Traduction : SI LES « MERINA » S’OPPOSENT AU FÉDÉRALISME, DÉCLENCHONS UNE GUERRE ETHNIQUE. NOUS EN AVONS ASSEZ D’ENTRETENIR ANTANANARIVO.
Typologie de discours : Il s’agit d’un discours incitant à la violence interethnique, visant à opposer les populations des Hautes Terres à celles des régions côtières. L’auteur y justifie cet appel en invoquant la nécessité d’instaurer un système fédéral, affirmant que ces dernières en ont assez de supporter le poids économique d’Antananarivo.

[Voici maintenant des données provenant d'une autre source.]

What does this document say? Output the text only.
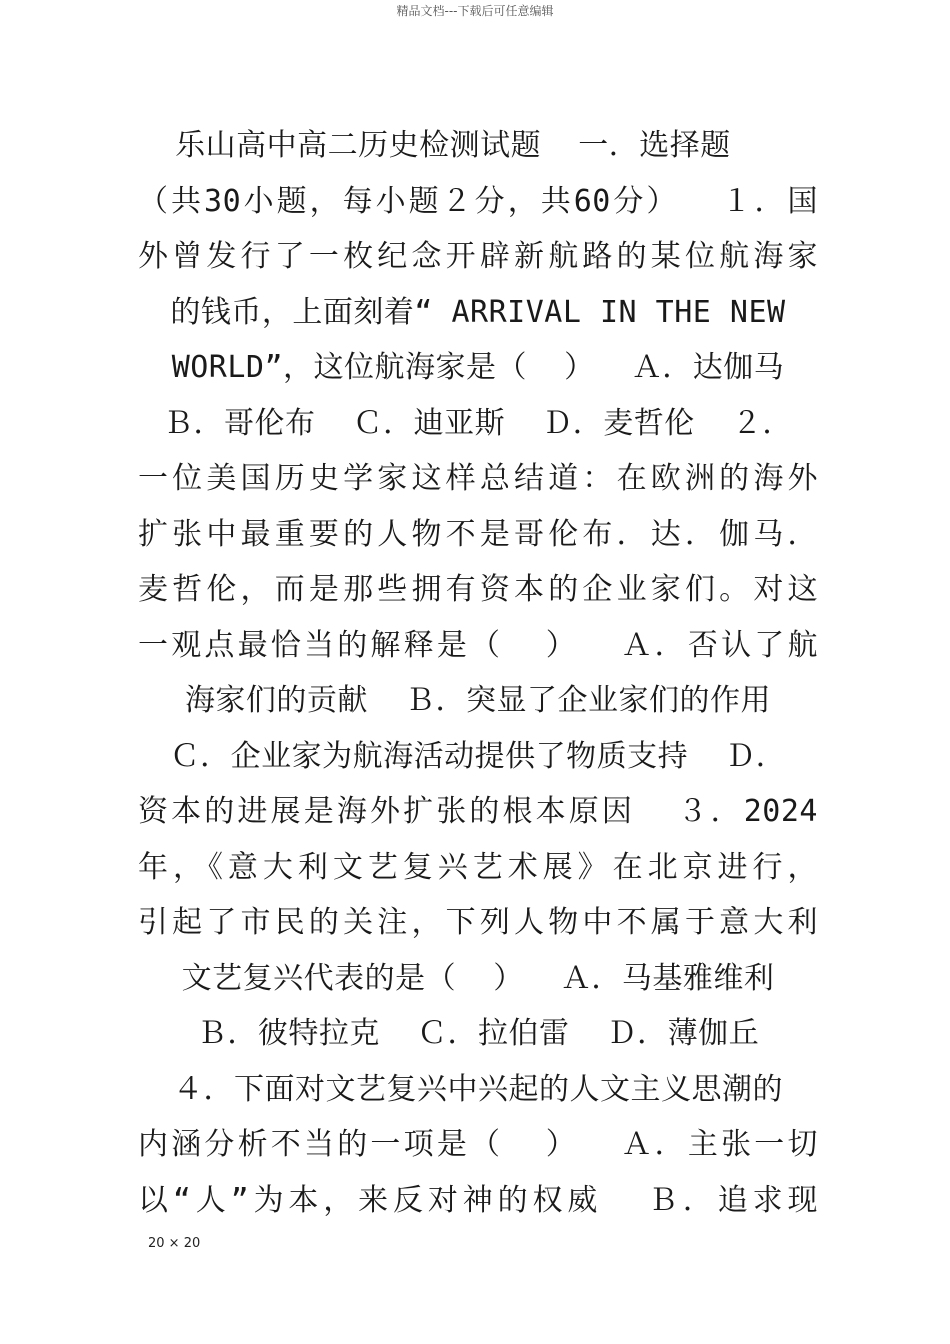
精品文档---下载后可任意编辑
乐山高中高二历史检测试题  一．选择题
（共30小题，每小题２分，共60分）  １．国
外曾发行了一枚纪念开辟新航路的某位航海家
的钱币，上面刻着“ ARRIVAL IN THE NEW
WORLD”，这位航海家是（  ）  Ａ．达伽马
Ｂ．哥伦布  Ｃ．迪亚斯  Ｄ．麦哲伦  ２．
一位美国历史学家这样总结道：在欧洲的海外
扩张中最重要的人物不是哥伦布．达．伽马．
麦哲伦，而是那些拥有资本的企业家们。对这
一观点最恰当的解释是（  ）  Ａ．否认了航
海家们的贡献  Ｂ．突显了企业家们的作用
Ｃ．企业家为航海活动提供了物质支持  Ｄ．
资本的进展是海外扩张的根本原因  ３．2024
年，《意大利文艺复兴艺术展》在北京进行，
引起了市民的关注，下列人物中不属于意大利
文艺复兴代表的是（  ）  Ａ．马基雅维利
Ｂ．彼特拉克  Ｃ．拉伯雷  Ｄ．薄伽丘
４．下面对文艺复兴中兴起的人文主义思潮的
内涵分析不当的一项是（  ）  Ａ．主张一切
以“人”为本，来反对神的权威  Ｂ．追求现
20 × 20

Contexte : Publication recensée dans le groupe POLITIKA ETO MADAGASIKARA, un espace de discussion public à large audience sur Facebook, le 21 mars 2026. Les propos s’inscrivent dans un contexte de revendications en ligne en faveur de l’instauration d’un système fédéral à Madagascar. Pour justifier cette position, l’auteur mobilise un discours ethnique, accusant la communauté Merina de s’opposer au fédéralisme et affirmant qu’une violence interethnique serait nécessaire si cette opposition se poursuivait.
Impacts et dangers potentiels :
- Risque d’impact psychologique et de marginalisation : la propagation de contenus haineux peut porter atteinte à la dignité et au bien‑être des groupes ciblés, créant un climat de peur, d’exclusion ou de rejet.
- Risque de banalisation des propos violents et discriminatoires : lorsqu’un appel à la violence ou à la stigmatisation est largement partagé, il peut normaliser ce type de langage et encourager d’autres acteurs à diffuser des messages similaires.
- Risque d’affaiblissement de la cohésion sociale : l’incitation à la haine fondée sur l’origine ethnique fragmente le tissu social et rend plus difficile la construction d’un consensus national.
- Risque d’intensification des conflits entre groupes ethniques : la circulation de messages incitant à la violence entre groupes régionaux ou identitaires accentue les rivalités perçues et favorise l’apparition de conflits dans la vie réelle. Il nourrit la méfiance et l’hostilité entre communautés, fragilisant la coexistence pacifique.
Recommandations :
- L’incitation publique à la haine ethnique et à la violence est prohibée par la législation malgache, notamment par l’article 26 du Code de la Communication médiatisée, et expose son auteur à des sanctions pénales. Il est recommandé aux internautes de s’abstenir de relayer ou de valider les contenus polarisants et de signaler tout discours haineux aux mécanismes de modération existants.
- Les discours stigmatisants à l’encontre d’un groupe ethnique favorisent la discrimination et fragilisent le vivre-ensemble. Les débats autour des réformes institutionnelles, comme le fédéralisme, doivent être menés sur la base d’arguments inclusifs et non à travers des oppositions identitaires.
- Les appels implicites ou explicites à l’hostilité ou à la confrontation entre communautés sont à décourager même lorsqu’ils sont formulés de manière symbolique ou métaphorique. Ces rhétoriques contribuent à renforcer les divisions et peuvent conduire à des violences réelles.
- Les administrateurs et modérateurs de groupes sont invités à assurer une modération active des espaces numériques, à supprimer ou signaler les contenus dangereux, à renforcer les actions de sensibilisation et à promouvoir le dialogue intercommunautaire afin de réduire la peur, la méfiance et les tensions entre communautés tout en préservant la cohésion sociale.